2008年01月17日 | Weblog
#アイヴズの交響曲第3番のスコアをマーラーが見た(持ち帰った)という件について。

しっかりしたソースはアイヴズの日記の一文ただマーラーがタムズ(写譜屋)のオフィスでスコアを見て「まったく興味を持っていた」。お上品なコンサートやそれにまとわりつく「天道虫たち」に嫌悪をおぼえていたアイヴズは滅多に実演に出向かなかった(晩年まで堅持しつづけたが健康上の問題もあったと思われる)。しかしマーラーのNYPの演奏会は「特別」として聴きに行ってはいたけれど、シンクレアによると一度も会見はしていないと思われる(日記の記載は伝聞もしくは「舌足らず」だと思われる)。

シンクレアはそもそもマーラーとの接点について資料集中で疑問を呈している。NYSのW.ダムロッシュ(早くに部分初演を行った)より前にアイヴズの3番のスコアを見た人間がいた証拠はみつから無いという。アイヴズの信念はマーラーの得意としたワグナーふうの芸風とは相容れないものであろう。作曲的接点について論じるのは観念的もしくは文学的なざっくりしたものでしかありえず、共にプロであった双方が全く異なる信念を交わらせる理由はなかろう。伝説ではダムロッシュがアメリカ音楽に興味を持っていたマーラーにアイヴズを紹介したというが、あくまで口頭によるものでスコアすら見せていないかもしれない。

自身以外でマーラーとの接点についてはっきりふれているのはアイヴズ研究の基礎資料として注視されるカウエルとウールドリッジの書籍だけだと思われる。ウールドリッジはこの接点をかなり重く書き、それが一般に流布している「アイヴズの完成版スコアをマーラーがヨーロッパに持ち帰りそのまま亡くなったため紛失、アイヴズは記憶でスコアを書き直した」という伝説に結びついたと思われる。ソースは失念したがオケ団員の証言としてマーラーが自身の交響曲第8番ミュンヘン初演時にいったんオケに演奏させたとかNYでの自身の作品の演奏会で私的に演奏したとかいう話も流布していたがこれはデマだろう(ウールドリッジの書籍?)。奥田恵二氏の論文は未見。マーラーとの接点については本国でも論文がある模様。

#交響曲第4番の編成について

これは確定しているものが無い前提となる。
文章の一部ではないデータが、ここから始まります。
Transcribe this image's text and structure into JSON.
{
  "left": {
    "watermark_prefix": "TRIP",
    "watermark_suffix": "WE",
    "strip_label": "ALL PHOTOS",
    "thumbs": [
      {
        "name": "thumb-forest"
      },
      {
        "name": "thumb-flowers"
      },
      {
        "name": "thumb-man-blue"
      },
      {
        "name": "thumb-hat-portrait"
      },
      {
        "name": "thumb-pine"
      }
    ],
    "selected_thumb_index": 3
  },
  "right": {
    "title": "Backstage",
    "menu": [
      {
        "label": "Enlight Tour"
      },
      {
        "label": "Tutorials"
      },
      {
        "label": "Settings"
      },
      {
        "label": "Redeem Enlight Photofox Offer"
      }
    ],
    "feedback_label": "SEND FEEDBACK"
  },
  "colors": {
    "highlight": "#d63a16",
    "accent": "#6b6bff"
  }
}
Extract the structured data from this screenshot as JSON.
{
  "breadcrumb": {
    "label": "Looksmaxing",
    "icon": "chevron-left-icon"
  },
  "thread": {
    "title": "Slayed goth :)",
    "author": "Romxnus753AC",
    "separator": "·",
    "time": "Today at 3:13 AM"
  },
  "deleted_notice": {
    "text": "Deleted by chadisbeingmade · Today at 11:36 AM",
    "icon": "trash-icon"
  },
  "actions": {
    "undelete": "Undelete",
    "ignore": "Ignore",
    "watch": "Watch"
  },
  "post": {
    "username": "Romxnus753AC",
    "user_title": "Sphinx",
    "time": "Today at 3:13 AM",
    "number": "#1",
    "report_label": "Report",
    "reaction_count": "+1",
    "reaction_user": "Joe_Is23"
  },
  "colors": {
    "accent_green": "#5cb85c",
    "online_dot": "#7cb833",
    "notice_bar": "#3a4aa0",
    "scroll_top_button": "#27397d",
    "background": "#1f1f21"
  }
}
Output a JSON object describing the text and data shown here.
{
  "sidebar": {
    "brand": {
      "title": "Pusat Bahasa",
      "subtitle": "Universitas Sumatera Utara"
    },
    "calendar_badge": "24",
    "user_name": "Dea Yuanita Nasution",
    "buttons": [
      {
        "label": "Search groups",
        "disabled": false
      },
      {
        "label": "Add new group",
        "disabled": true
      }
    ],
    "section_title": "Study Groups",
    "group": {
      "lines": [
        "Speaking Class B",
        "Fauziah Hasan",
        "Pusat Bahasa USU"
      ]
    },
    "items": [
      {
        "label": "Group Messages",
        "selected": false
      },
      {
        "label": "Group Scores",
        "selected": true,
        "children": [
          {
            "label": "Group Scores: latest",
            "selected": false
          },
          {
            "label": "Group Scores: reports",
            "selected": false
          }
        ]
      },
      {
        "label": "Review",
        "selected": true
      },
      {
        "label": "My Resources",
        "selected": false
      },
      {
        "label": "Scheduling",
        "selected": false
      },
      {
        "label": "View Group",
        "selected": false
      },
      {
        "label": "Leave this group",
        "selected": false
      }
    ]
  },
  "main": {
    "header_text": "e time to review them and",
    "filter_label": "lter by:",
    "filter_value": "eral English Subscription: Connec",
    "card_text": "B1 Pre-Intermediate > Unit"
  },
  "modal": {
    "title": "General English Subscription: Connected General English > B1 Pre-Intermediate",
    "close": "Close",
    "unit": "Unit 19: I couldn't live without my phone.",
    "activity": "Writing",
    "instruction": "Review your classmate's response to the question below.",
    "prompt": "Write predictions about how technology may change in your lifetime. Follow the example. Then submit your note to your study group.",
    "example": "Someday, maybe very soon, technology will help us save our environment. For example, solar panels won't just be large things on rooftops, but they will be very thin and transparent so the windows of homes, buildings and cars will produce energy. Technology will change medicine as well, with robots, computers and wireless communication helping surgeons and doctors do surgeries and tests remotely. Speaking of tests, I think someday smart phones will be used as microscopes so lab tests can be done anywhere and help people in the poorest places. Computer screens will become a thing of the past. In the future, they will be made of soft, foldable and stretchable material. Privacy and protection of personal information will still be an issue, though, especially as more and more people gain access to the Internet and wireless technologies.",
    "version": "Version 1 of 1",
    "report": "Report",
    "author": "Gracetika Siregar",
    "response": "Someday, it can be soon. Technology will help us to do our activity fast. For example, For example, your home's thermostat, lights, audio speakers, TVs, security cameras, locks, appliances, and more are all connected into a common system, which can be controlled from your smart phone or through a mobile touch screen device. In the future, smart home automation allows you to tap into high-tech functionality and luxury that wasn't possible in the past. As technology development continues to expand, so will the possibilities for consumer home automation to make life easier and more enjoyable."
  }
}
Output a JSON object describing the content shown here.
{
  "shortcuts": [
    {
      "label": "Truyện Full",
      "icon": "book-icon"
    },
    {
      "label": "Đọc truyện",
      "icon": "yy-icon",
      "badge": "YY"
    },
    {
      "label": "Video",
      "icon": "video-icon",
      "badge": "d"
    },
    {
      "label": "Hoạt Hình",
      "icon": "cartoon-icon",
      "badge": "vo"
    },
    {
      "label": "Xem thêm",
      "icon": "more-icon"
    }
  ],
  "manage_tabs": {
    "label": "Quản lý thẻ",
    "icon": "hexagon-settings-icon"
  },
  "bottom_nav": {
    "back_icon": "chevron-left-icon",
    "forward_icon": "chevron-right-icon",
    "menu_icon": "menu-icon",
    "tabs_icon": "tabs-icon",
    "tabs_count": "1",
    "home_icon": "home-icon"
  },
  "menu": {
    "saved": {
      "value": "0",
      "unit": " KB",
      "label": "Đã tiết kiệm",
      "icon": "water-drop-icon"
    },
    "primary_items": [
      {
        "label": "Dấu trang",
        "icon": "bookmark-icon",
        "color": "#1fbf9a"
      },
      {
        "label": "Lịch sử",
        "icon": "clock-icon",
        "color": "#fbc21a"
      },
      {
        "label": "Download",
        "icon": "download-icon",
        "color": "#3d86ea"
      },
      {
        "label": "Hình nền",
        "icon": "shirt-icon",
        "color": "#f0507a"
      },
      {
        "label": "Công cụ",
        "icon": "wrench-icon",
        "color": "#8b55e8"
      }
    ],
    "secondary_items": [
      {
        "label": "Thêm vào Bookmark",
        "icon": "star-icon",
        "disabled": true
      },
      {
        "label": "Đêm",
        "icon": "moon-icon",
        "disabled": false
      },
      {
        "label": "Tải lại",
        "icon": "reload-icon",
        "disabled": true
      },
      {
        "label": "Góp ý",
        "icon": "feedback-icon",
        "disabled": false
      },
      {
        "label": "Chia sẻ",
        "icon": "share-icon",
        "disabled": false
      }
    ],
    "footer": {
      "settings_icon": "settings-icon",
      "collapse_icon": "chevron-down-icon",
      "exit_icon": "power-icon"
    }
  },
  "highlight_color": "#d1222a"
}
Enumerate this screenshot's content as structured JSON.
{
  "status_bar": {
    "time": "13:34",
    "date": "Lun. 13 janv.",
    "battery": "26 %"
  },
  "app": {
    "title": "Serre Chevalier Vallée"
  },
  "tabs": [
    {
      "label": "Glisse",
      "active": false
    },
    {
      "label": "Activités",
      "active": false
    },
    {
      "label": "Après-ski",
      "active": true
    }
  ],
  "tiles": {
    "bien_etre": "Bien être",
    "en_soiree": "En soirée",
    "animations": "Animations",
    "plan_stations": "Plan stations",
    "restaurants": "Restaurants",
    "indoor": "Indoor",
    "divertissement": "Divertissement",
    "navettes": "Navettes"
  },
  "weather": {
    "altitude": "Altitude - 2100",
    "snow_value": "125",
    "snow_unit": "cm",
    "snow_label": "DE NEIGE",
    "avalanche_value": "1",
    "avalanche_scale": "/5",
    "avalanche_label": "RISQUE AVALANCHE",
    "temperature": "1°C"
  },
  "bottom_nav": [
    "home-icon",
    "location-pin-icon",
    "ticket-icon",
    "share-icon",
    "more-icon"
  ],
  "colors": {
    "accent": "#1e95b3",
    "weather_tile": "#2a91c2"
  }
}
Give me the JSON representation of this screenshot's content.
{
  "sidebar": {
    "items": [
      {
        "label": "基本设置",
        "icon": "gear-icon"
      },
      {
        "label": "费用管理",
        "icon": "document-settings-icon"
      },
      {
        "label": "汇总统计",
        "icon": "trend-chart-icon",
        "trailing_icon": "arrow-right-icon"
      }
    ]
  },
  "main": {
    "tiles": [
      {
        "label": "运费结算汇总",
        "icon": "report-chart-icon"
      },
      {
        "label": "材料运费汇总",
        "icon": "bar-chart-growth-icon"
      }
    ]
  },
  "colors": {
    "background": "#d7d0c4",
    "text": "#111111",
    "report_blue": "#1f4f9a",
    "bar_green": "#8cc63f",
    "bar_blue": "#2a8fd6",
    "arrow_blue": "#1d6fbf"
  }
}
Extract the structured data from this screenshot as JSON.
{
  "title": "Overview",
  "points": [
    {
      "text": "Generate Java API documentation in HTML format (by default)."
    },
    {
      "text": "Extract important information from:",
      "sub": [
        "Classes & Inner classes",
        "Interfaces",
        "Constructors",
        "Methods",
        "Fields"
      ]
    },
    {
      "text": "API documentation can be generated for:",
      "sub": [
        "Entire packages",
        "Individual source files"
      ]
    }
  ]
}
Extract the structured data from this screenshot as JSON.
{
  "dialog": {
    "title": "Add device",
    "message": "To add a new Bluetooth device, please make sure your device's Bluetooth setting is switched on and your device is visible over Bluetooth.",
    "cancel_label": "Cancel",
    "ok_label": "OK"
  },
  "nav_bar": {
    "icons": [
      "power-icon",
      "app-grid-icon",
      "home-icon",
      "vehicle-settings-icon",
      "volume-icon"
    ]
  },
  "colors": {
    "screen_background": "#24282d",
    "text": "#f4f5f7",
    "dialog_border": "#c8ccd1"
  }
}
アイヴズ協会が10数年前に最終版としてまとめたスコアとストコフスキが使用したジョン・カークパトリック編集の手書きによるスコア(民音に所蔵されている)にははっきり差異があるが、原譜との比較およびアナライズの経緯と修正点と変更点の明確化がなされていないため、結果として指揮者もしくは解釈者の自由がままにまかされているように思われる。シンクレアの資料では4手ピアノが四分音ピアノとなっており、それとは別のピアノが必要とはあるがオルガンについての記載はない。いくつかの特殊楽器がオプションとして記載されていて、中にテルミンが明示されている。これは使用されている音盤もあるが実際には音量音域の問題で殆ど聴こえないものである。別項に書いたがグランドピアノ2台(1台は四分音調律)にアップライトピアノという編成にしているものもあった(音数的には同じである)。アップライトピアノはあるいは足踏みオルガンであったかもしれないがその指定は何にも無いはず。3楽章でオルガンを使用する演奏としない演奏があり、どちらが本当かは定かではない。

#アイヴズの病気について

アイヴズが作曲の筆を折り実業から身を引く原因となった病気はパーキンソン病であったが、病状について明記した資料は殆ど無い。ここに掲示しているオートグラフには明らかに病気の痕跡がみられ、少なくとも30年代には病状が進行していたものと思われる。